Foi a terceira vez que ergueu este troféu. O ano não lhe está a correr mal. Em Fevereiro, sagrou-se campeão europeu ao serviço de Portugal após vencer a selecção espanhola numa final épica da qual saiu lesionado, venceu a Supertaça e está à beira de conquistar mais um campeonato nacional naquela que é considerada a liga mais competitiva do mundo.
Mas estas são apenas as vitórias mais recentes daquele que é o melhor jogador do mundo de futsal, galardão que já recebeu por cinco vezes.
Apesar do sucesso alcançado, Ricardinho não se deixa deslumbrar e mantém-se fiel às suas origens. A família e amigos são a rede que nunca o deixa cair. Para perceber como lá chegou, é preciso deixar o condomínio de luxo em Madrid e regressar a Valbom e ao início da década de 1990, quando começou a dar os primeiros pontapés na bola.
O pequeno gigante
Criança, reguila, como a mãe lhe chamava, Ricardo Filipe da Silva Braga começou a espalhar magia no Estrela de Fânzeres, um clube de futebol da localidade que o viu nascer.
A forma rápida e inteligente de jogar, “sempre a pensar à frente de todos”, como explica à FORBES, destacavam-no e fez despertar o interesse de clubes maiores. Assim foi com o Futebol Clube do Porto, que após perder uma final de um torneio local, cortesia de Ricardinho que apontou dois dos três golos do seu clube, quis tê-lo nos seus quadros.

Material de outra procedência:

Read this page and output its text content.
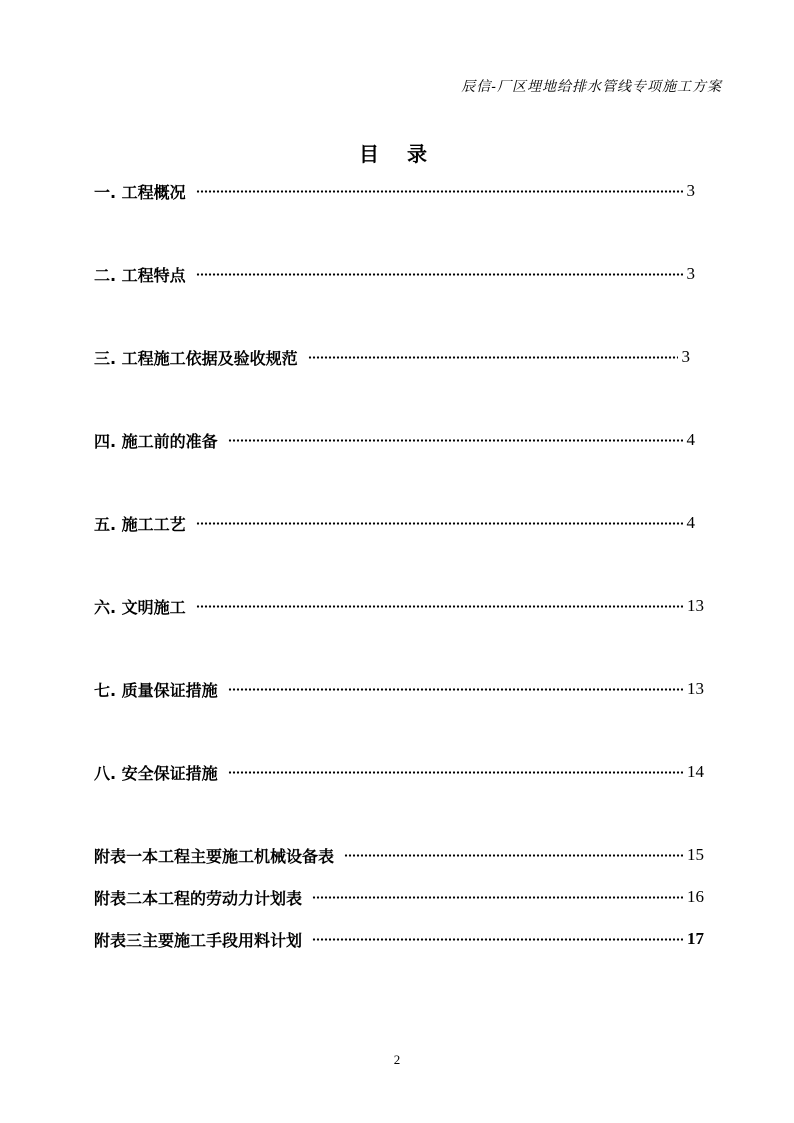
辰信-厂区埋地给排水管线专项施工方案
目录
一. 工程概况	3
二. 工程特点	3
三. 工程施工依据及验收规范	3
四. 施工前的准备	4
五. 施工工艺	4
六. 文明施工	13
七. 质量保证措施	13
八. 安全保证措施	14
附表一本工程主要施工机械设备表	15
附表二本工程的劳动力计划表	16
附表三主要施工手段用料计划	17
2
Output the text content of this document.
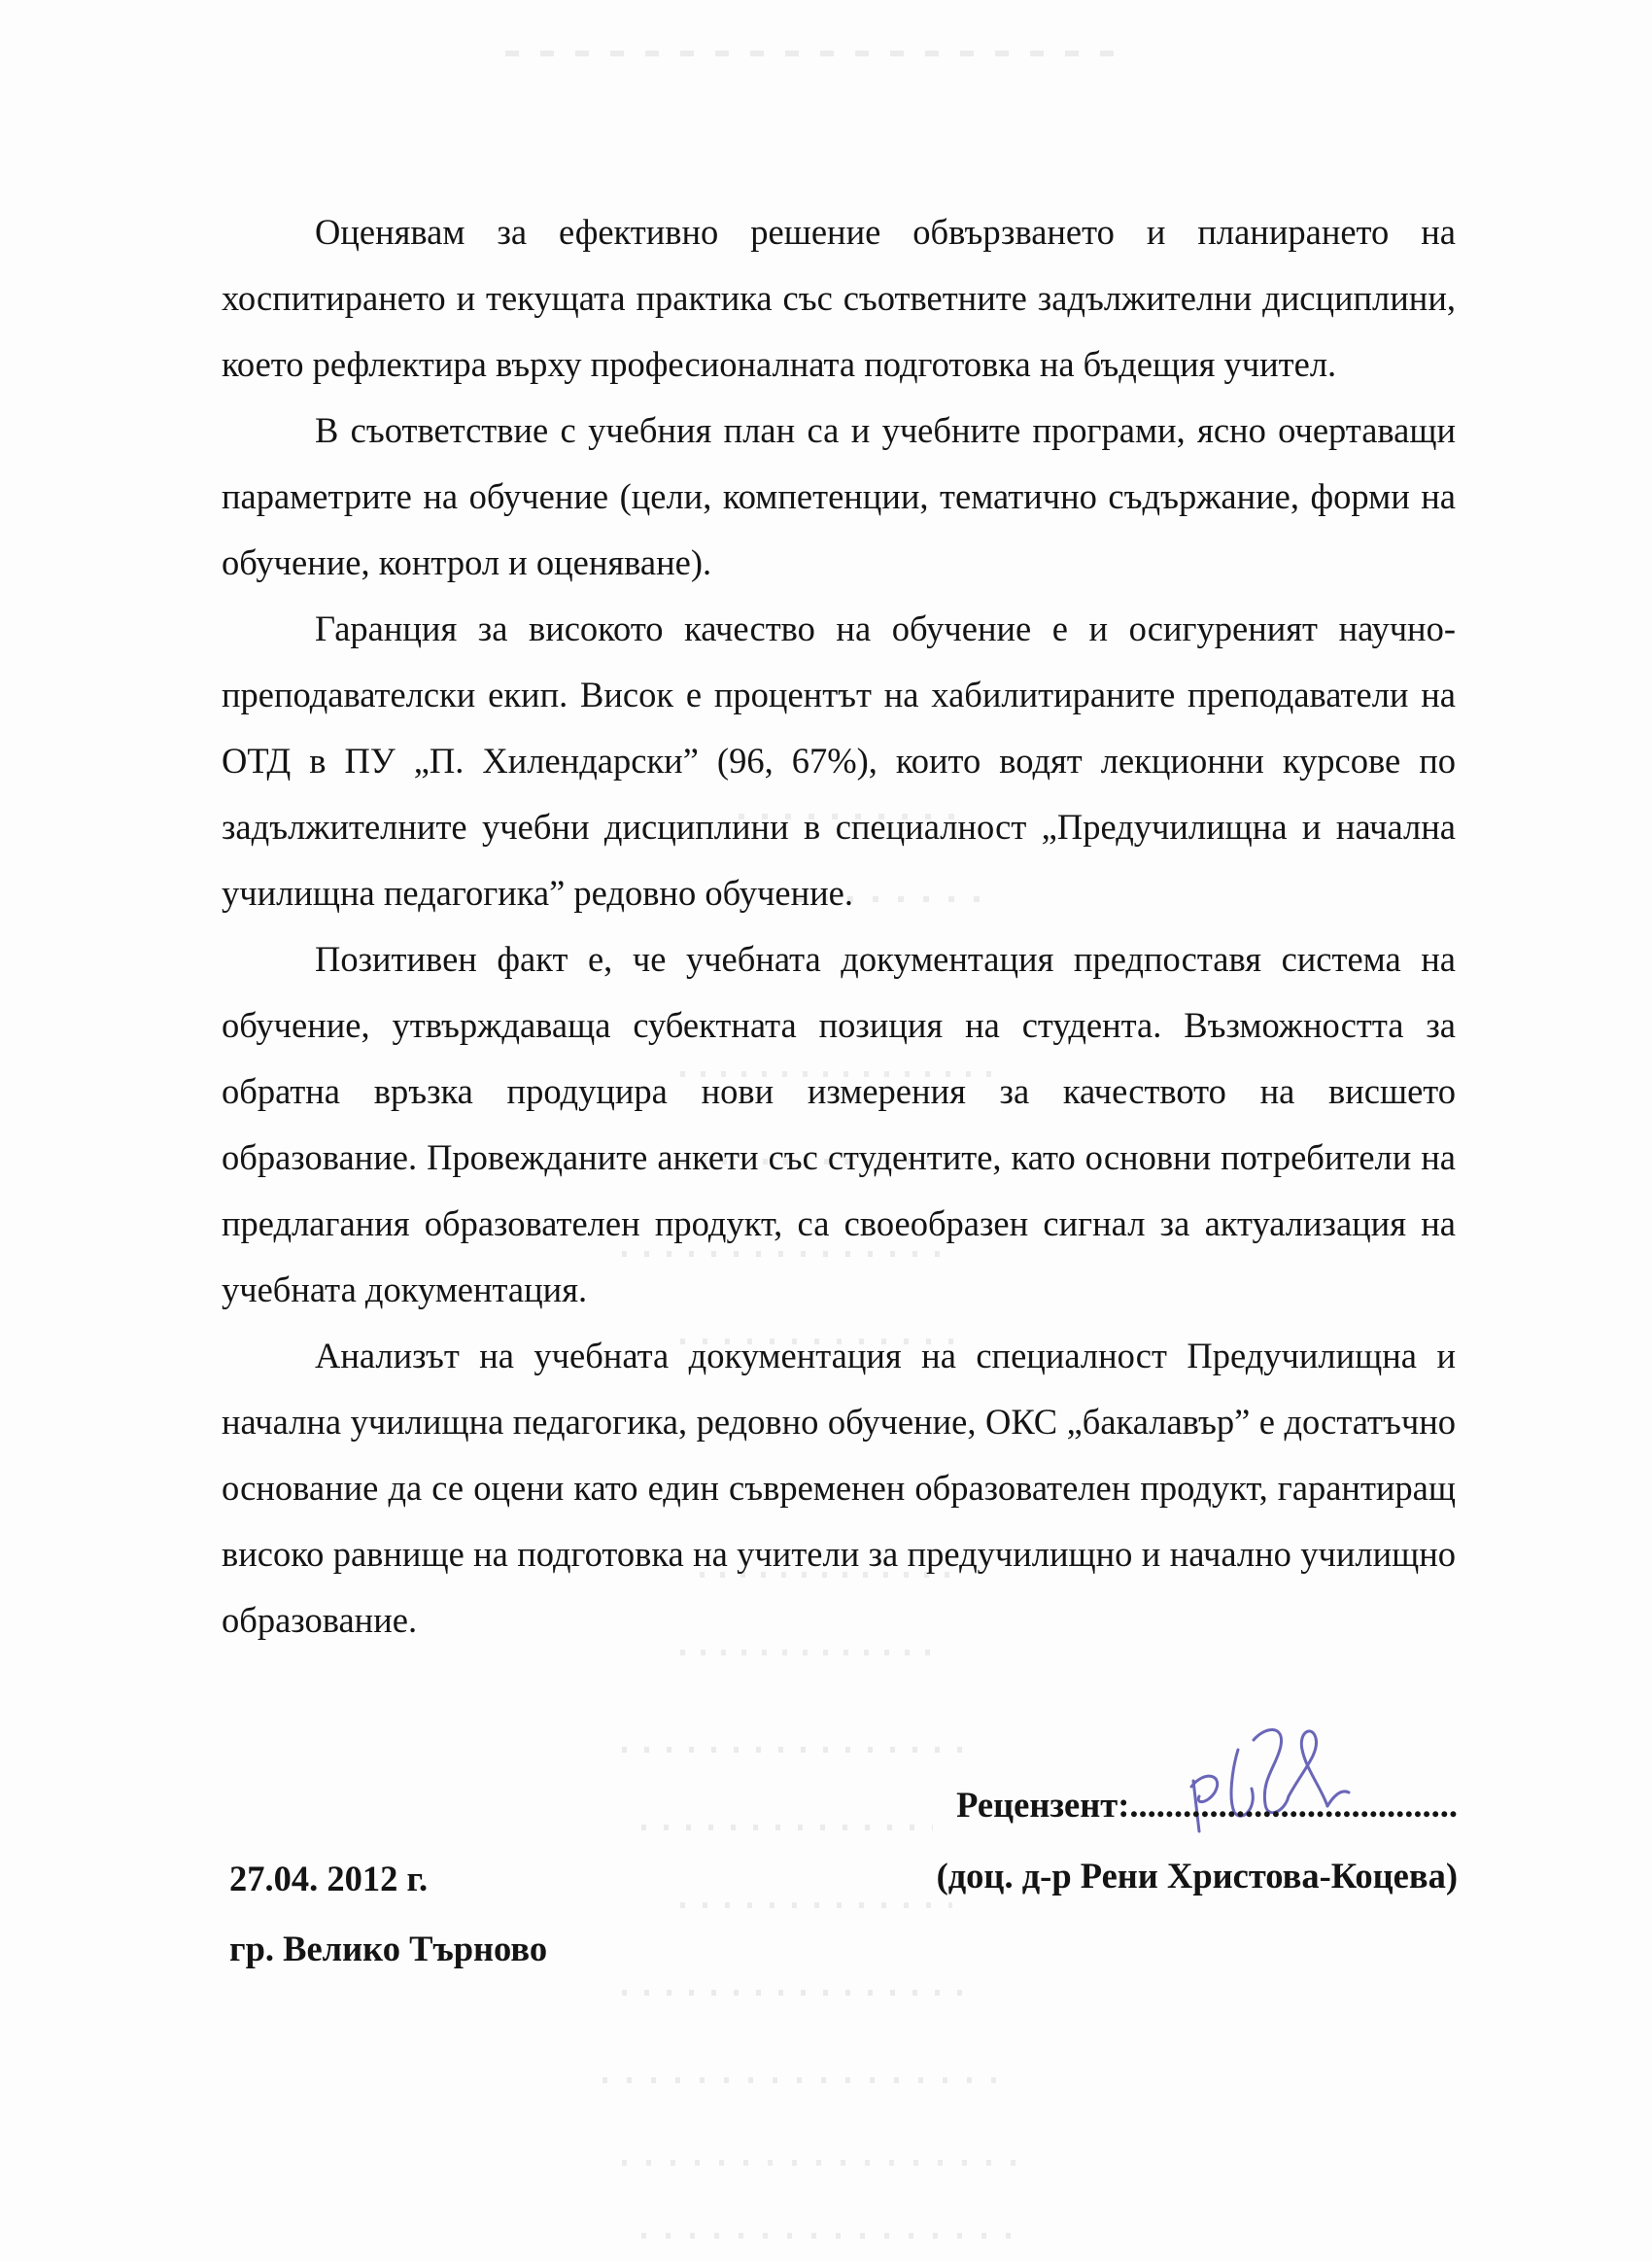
Оценявам за ефективно решение обвързването и планирането на хоспитирането и текущата практика със съответните задължителни дисциплини, което рефлектира върху професионалната подготовка на бъдещия учител.

В съответствие с учебния план са и учебните програми, ясно очертаващи параметрите на обучение (цели, компетенции, тематично съдържание, форми на обучение, контрол и оценяване).

Гаранция за високото качество на обучение е и осигуреният научно-преподавателски екип. Висок е процентът на хабилитираните преподаватели на ОТД в ПУ „П. Хилендарски” (96, 67%), които водят лекционни курсове по задължителните учебни дисциплини в специалност „Предучилищна и начална училищна педагогика” редовно обучение.

Позитивен факт е, че учебната документация предпоставя система на обучение, утвърждаваща субектната позиция на студента. Възможността за обратна връзка продуцира нови измерения за качеството на висшето образование. Провежданите анкети със студентите, като основни потребители на предлагания образователен продукт, са своеобразен сигнал за актуализация на учебната документация.

Анализът на учебната документация на специалност Предучилищна и начална училищна педагогика, редовно обучение, ОКС „бакалавър” е достатъчно основание да се оцени като един съвременен образователен продукт, гарантиращ високо равнище на подготовка на учители за предучилищно и начално училищно образование.

Рецензент:.....................................
(доц. д-р Рени Христова-Коцева)
27.04. 2012 г.
гр. Велико Търново
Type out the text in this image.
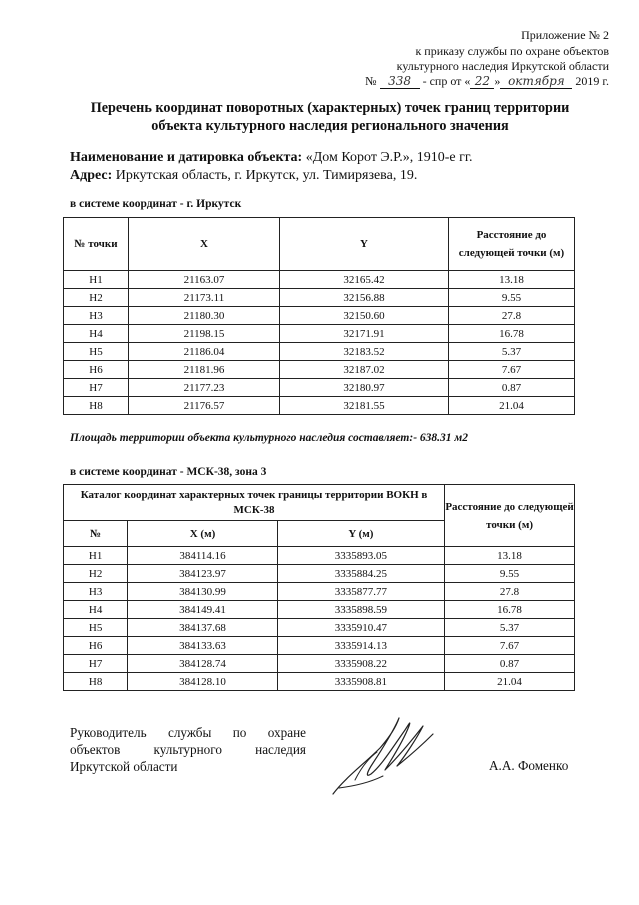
Приложение № 2
к приказу службы по охране объектов
культурного наследия Иркутской области
№ 338 - спр от « 22 » октября 2019 г.
Перечень координат поворотных (характерных) точек границ территории
объекта культурного наследия регионального значения
Наименование и датировка объекта: «Дом Корот Э.Р.», 1910-е гг.
Адрес: Иркутская область, г. Иркутск, ул. Тимирязева, 19.
в системе координат - г. Иркутск
№ точки	X	Y	Расстояние до следующей точки (м)
Н1	21163.07	32165.42	13.18
Н2	21173.11	32156.88	9.55
Н3	21180.30	32150.60	27.8
Н4	21198.15	32171.91	16.78
Н5	21186.04	32183.52	5.37
Н6	21181.96	32187.02	7.67
Н7	21177.23	32180.97	0.87
Н8	21176.57	32181.55	21.04
Площадь территории объекта культурного наследия составляет:- 638.31 м2
в системе координат - МСК-38, зона 3
Каталог координат характерных точек границы территории ВОКН в МСК-38			Расстояние до следующей точки (м)
№	X (м)	Y (м)	
Н1	384114.16	3335893.05	13.18
Н2	384123.97	3335884.25	9.55
Н3	384130.99	3335877.77	27.8
Н4	384149.41	3335898.59	16.78
Н5	384137.68	3335910.47	5.37
Н6	384133.63	3335914.13	7.67
Н7	384128.74	3335908.22	0.87
Н8	384128.10	3335908.81	21.04
Руководитель службы по охране
объектов культурного наследия
Иркутской области	А.А. Фоменко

Desportista nato, praticante de atletismo, ténis de mesa e futebol 11, Ricardinho era um poço de força e de talento, mas tinha um handicap.
“Eu era mais pequeno do que todos os outros”, explica, exemplificando que os seus 1,33 metros de altura tinham que ombrear com os mais de 1,5 metros (em média) dos colegas de equipa e adversários.
Ele não via no tamanho um problema. “Eu sentia-me privilegiado em ser pequeno porque era o mais rápido”, justifica. No entanto, aos 14 anos, o treinador do Futebol Clube do Porto dispensa-o no início da época. “Disse que eu precisava de crescer”, explica.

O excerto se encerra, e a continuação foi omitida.